Görülüyor ki, Yüce Allah iman edenleri ve işledikleri günahlar için tevbe edenleri afvediyor, iman etmeyenleri ise küfürlerinin, karşılığı olarak elim bir azaba uğratıyor. Demek ki, Yüce Allah kullarından hiç kimseye azab etmiyor, ancak kul, Rabbine şirk koşar ve nimetlerine karşı nankörlük ederse cezaya müstehak oluyor.

Atâ (radıyallahü anh)'dan şöyle rivayet edilmiştir;

Bir gün Benî Şeybe kapısına yakın bir yerde oturmuş, arkadaşlarla konuşup gülüşüyorduk. Tam bu sırada Resûlüllah yanımıza geldi, «Ne oldu size ki böyle gülüyorsunuz? Keşke ben sizi bu vaziyette görmeseydim» dedi ve Hacerü'l-Esved'in bulunduğu yere gitti. Bu arada başımızın üzerinde gök gürlemesi gibi bir ses duyduk. Hazret-i Peygamber'in bize doğru geldiğini gördük. Yanımıza yaklaştı ve dedi ki: «Cebrail şimdi bana geldi ve şunları söyledi: "Yâ Muhammed, Allahü teâlâ'nın sana selâmı var. Niçin kullarımı ümitsizliğe düşürüp korkutuyorsun? Onlar ne kadar günah işlerlerse işlesinler, eğer samimi bir şekilde tevbe ederlerse günahlarını bağışlar, kendilerini afvederim. Onlar rahmetimden ümitlerini kesip azabımdan korkmasınlar.
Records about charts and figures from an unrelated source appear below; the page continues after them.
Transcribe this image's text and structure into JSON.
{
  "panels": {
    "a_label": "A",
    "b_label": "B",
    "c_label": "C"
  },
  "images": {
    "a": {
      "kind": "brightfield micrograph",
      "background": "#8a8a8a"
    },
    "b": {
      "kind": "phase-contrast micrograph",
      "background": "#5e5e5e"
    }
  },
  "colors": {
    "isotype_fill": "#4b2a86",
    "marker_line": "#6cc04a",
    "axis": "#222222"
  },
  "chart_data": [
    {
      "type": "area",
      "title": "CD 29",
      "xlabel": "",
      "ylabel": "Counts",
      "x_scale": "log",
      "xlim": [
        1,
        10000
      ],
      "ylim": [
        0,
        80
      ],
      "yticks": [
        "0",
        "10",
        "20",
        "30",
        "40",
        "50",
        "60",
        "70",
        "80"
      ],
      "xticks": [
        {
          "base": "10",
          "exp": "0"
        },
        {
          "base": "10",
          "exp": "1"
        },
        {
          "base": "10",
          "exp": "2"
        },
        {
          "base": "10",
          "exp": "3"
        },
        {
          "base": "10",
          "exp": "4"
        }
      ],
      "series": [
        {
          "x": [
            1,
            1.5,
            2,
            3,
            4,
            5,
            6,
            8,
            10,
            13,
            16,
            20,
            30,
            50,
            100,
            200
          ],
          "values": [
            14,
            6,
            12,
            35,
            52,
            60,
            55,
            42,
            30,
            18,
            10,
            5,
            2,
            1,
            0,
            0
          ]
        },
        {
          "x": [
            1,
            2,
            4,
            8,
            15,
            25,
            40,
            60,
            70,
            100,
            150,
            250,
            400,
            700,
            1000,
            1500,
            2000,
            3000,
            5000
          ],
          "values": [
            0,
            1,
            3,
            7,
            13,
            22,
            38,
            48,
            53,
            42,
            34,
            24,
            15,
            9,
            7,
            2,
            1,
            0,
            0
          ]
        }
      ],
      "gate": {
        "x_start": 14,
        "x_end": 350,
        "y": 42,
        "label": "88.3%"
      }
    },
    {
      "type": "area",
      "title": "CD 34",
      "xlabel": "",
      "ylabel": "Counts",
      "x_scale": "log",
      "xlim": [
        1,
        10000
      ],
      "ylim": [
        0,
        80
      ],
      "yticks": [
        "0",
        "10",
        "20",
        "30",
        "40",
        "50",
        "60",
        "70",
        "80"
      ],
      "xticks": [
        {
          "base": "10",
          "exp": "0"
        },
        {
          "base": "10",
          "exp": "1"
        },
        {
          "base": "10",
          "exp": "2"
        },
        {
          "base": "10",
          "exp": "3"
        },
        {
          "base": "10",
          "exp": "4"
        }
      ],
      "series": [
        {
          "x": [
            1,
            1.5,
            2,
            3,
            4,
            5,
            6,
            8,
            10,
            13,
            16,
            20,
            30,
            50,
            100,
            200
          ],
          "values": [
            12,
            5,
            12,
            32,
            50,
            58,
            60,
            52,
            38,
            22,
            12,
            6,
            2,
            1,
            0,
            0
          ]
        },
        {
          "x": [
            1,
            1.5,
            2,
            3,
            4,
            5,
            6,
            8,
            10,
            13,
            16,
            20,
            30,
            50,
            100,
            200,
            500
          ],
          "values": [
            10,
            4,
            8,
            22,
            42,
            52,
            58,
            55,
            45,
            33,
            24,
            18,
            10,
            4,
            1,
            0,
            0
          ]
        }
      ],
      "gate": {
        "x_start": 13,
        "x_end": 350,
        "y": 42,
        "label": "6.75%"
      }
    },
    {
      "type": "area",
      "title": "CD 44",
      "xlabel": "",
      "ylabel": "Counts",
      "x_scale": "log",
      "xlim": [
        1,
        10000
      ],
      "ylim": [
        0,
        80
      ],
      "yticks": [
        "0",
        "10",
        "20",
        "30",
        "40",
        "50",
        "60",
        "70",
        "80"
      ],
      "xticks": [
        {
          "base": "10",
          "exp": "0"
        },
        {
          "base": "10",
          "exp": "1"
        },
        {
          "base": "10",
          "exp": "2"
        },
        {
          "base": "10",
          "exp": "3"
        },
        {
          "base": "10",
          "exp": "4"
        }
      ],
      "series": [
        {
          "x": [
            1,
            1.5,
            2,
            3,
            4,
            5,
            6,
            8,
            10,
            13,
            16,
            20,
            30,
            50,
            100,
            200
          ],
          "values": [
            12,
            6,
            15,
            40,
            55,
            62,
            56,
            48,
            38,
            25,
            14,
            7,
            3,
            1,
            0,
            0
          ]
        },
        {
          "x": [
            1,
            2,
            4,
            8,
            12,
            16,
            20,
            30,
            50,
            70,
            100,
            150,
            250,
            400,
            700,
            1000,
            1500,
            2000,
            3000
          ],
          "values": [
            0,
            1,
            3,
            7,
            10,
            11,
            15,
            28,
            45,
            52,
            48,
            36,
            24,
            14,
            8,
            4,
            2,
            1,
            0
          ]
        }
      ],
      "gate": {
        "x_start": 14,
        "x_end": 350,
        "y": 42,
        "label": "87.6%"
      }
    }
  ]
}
Ancak tevbeyi terk etmek suretiyle azabımdan emin olmasınlar, zira azabım kafidir".' Bu âyet-i celîle, mü’minin Allah'ın rahmetini ümit ederek ibadet etmesine, azabından korkarak günahlardan uzak durmasına delâlet eder. İnsanların ibret alması için Yüce Allah, İbrahim ve Lût kıssalarını haber veriyor.

51

«Onlara İbrahim'in misafirlerinden haber ver.»

52

«Onun yanına girip "Selâm" demişlerdi. O da, "Doğrusu biz, sizden endişe ediyoruz" demişti.»

53

«Onlar da: "Korkma, biz sana bilgin bir oğlun olacağım müjdelemeye geldik" demişlerdi.»

Allahü teâlâ insanların ibret alması için geçmiş peygamberlerden ve kavimlerinden kıssalar beyan etmiştir. Bu âyet-i celilede de İbrahim (aleyhisselâm)’ın kıssasından haber verip sevgili Peygamberine şöyle buyurmuştur: «Yâ Muhammed, İbrahim'e misafir olarak Cebrail ile birlikte on melek gönderdiğimizi bildir.»

Cebrail ile birlikte gelen on melek İbrahim (aleyhisselâm)’ın yanına girerler, selam verirler. İbrahim (aleyhisselâm) da selâmlarını alır ve heybetlerinden korkar. Çünkü onların melek olduğunu bilmiyordu, zira onlar insan suretinde gelmişlerdi. Beklenmedik misafirler karşısında dehşete kapılan İbrahim (aleyhisselâm) şöyle konuşur: «Ey kavmim, biz sizden endişe ediyoruz.» Onlar da İbrahim (aleyhisselâm)’ın endişeye kapılmâması için şöyle derler-. «Bizden korkma. Biz sana bilgin bir oğlun olacağını müjdelemeye geldik.» Meleklerin insan suretine girip İbrahim (aleyhisselâm)'a gelerek müjdelemiş oldukları oğlan Sâre Validemizden doğan İshak (aleyhisselâm)'dır.

54

«Ben kocamışken mi bana müjde veriyorsunuz? O halde neye dayanarak beni müjdeliyorsunuz?»

55

«Dediler ki: "Seni gerçekten müjdeliyoruz. Öyle ise ümidini kesenlerden olma".»

56

«"Zaten sapıklardan başka Rabbinin rahmetinden kim ümidini keser?" dedi.»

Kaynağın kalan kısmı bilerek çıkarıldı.